Microchimerism: Mother meets child
Professor Vicki Clifton, Dr Rachel Burgess
A unique research project conducted by Dr Rachel Burgess from ArtsHealth: Centre for Research and Practice has investigated how art can comfort and support women who have suffered the loss of a baby during pregnancy.
"Generations of women have grieved the loss of unborn babies, yet every mother has a shadow of every baby she has nurtured," Dr Burgess, an artist in residence at the Mothers and Babies Research Centre at the University of Newcastle, said.
Dr Burgess, who worked collaboratively with Associate Professor Dr Vicki Clifton, said it had been proven that that a mother's cells could be found in her adult progeny and that foetal cells survived in the vascular systems and organs of women who were once pregnant.
"In Greek mythology, the Chimera is a monstrous creature which was made of the parts of multiple animals. In genetics, a chimera is an animal that has two or more different populations of genetically distinct cells that originate in different zygotes.

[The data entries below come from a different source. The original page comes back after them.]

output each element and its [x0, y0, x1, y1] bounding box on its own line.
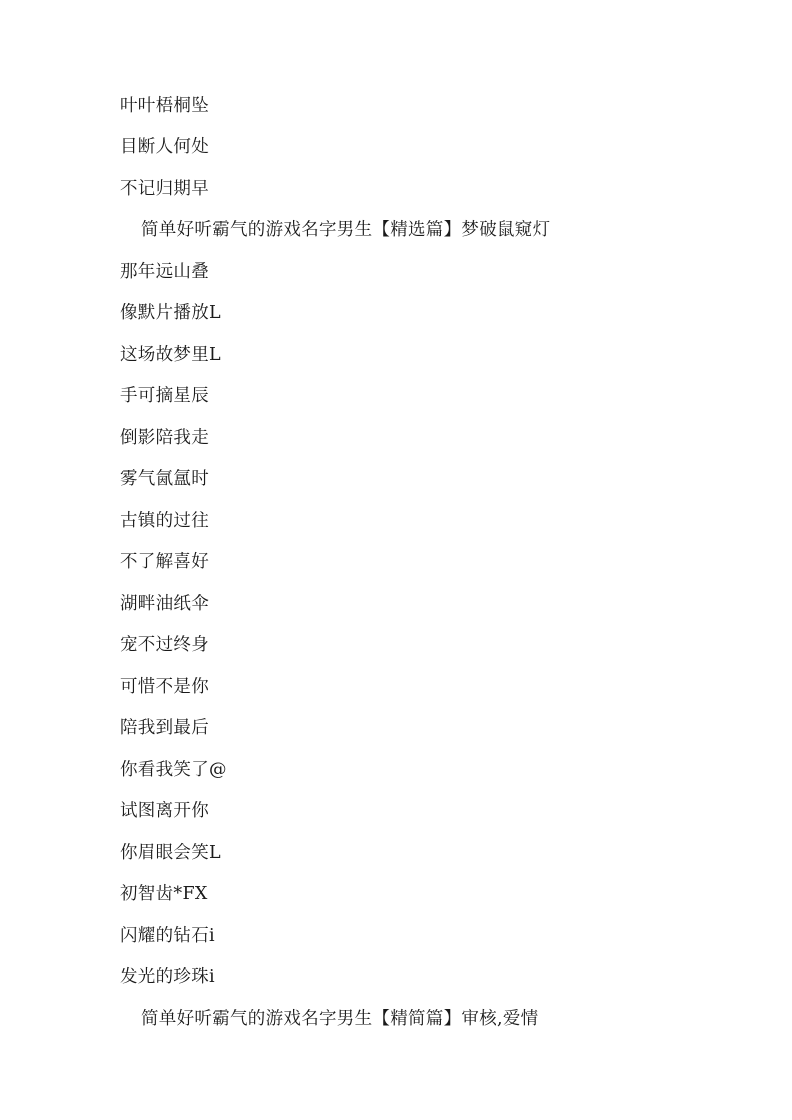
text-line: 倒影陪我走	[120, 427, 209, 449]
text-line: 初智齿*FX	[120, 883, 208, 905]
text-line: 像默片播放L	[120, 302, 221, 324]
text-line: 叶叶梧桐坠	[120, 95, 209, 117]
text-line: 这场故梦里L	[120, 344, 221, 366]
text-line: 目断人何处	[120, 136, 209, 158]
text-line: 古镇的过往	[120, 510, 209, 532]
text-line: 闪耀的钻石i	[120, 925, 215, 947]
text-line: 那年远山叠	[120, 261, 209, 283]
text-line: 湖畔油纸伞	[120, 593, 209, 615]
text-line: 雾气氤氲时	[120, 468, 209, 490]
text-line: 发光的珍珠i	[120, 966, 215, 988]
text-line: 宠不过终身	[120, 634, 209, 656]
section-heading: 简单好听霸气的游戏名字男生【精选篇】梦破鼠窥灯	[141, 219, 550, 241]
text-line: 不了解喜好	[120, 551, 209, 573]
section-heading: 简单好听霸气的游戏名字男生【精简篇】审核,爱情	[141, 1008, 538, 1030]
text-line: 你眉眼会笑L	[120, 842, 221, 864]
text-line: 你看我笑了@	[120, 759, 227, 781]
text-line: 不记归期早	[120, 178, 209, 200]
text-line: 陪我到最后	[120, 717, 209, 739]
document-page: 叶叶梧桐坠 目断人何处 不记归期早 简单好听霸气的游戏名字男生【精选篇】梦破鼠窥…	[0, 0, 792, 1120]
text-line: 可惜不是你	[120, 676, 209, 698]
text-line: 试图离开你	[120, 800, 209, 822]
text-line: 手可摘星辰	[120, 385, 209, 407]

"Micro-chimerism is the presence of a small number of cells, genetically distinct from those of the host individual," Dr Burgess said. "Through our research we have been able to show that the foetal cells that enter a mother's body during pregnancy remain forever in her body through this phenomenon called micro-chimerism.
"This important recent discovery heralds the emergence of micro-chimerism as an important new theme in biology."
Dr Burgess said micro-chimerism occurred not only in mothers and their progeny but also in women who had undergone elective abortion. It was presumed the phenomenon also occurred following miscarriage or induced abortion.
"Until now, the physical interaction between maternal cells and placental cells has never been examined," she said.
At the inaugural ArtsHealth Symposium held at the University of Newcastle in October, Dr Burgess explained the phenomenon of micro-chimerism and the artistic response it had inspired.
"The first phase of my work was about learning the scientific processes necessary to generate images, which included cell culturing. The second phase was to film the cells as they interacted. So I would be using the technology for science to produce creative images."
Dr Burgess used photography, video stills, watercolour and drawings to show that the mother-child bond is not just a spiritual or emotional event, but a physical event. She has exhibited the results in two exhibitions at the John Painter Gallery and at John Hunter Hospital.
In these exhibitions, Dr Burgess has recreated the micro-chimerism seen in cell culture by visualising the cellular interaction between foetal and maternal cells.
She said her works could provide some comfort for women who have suffered the loss of a baby and contribute to the broader understanding of the enduring bond between a mother and child.
"Foetal-maternal micro-chimerism represents a metaphor for the spirit of each unborn baby," she said.
"Prior to the exhibition I wasn't sure of the impact that this work may have. I had hoped that it would bring some comfort. After the exhibition many women told me they had lost children and expressed that this was a concept that was really important to them."
Dr Burgess said her exhibitions had also enabled the wider community to access this interesting new research and to encounter the poetic, symbolic and evocative potential of art and science.
"This project links scientific concepts with real human experiences, and I think that's the power of arts and health, transcending the academic. It stops being an idea and really means something for people."
Dr Burgess now intends on taking the project to an international audience, after receiving a residency through the Australian Network for Art and Technology at the University of Adelaide, where Dr Clifton is now based.
"The residency means we can continue the collaboration we have started. Because of the residency, I have already been invited into an exhibition at Flinders University Museum, which involves a number of nationally and internationally recognised artists and scientists who've collaborated on projects over the last couple of years."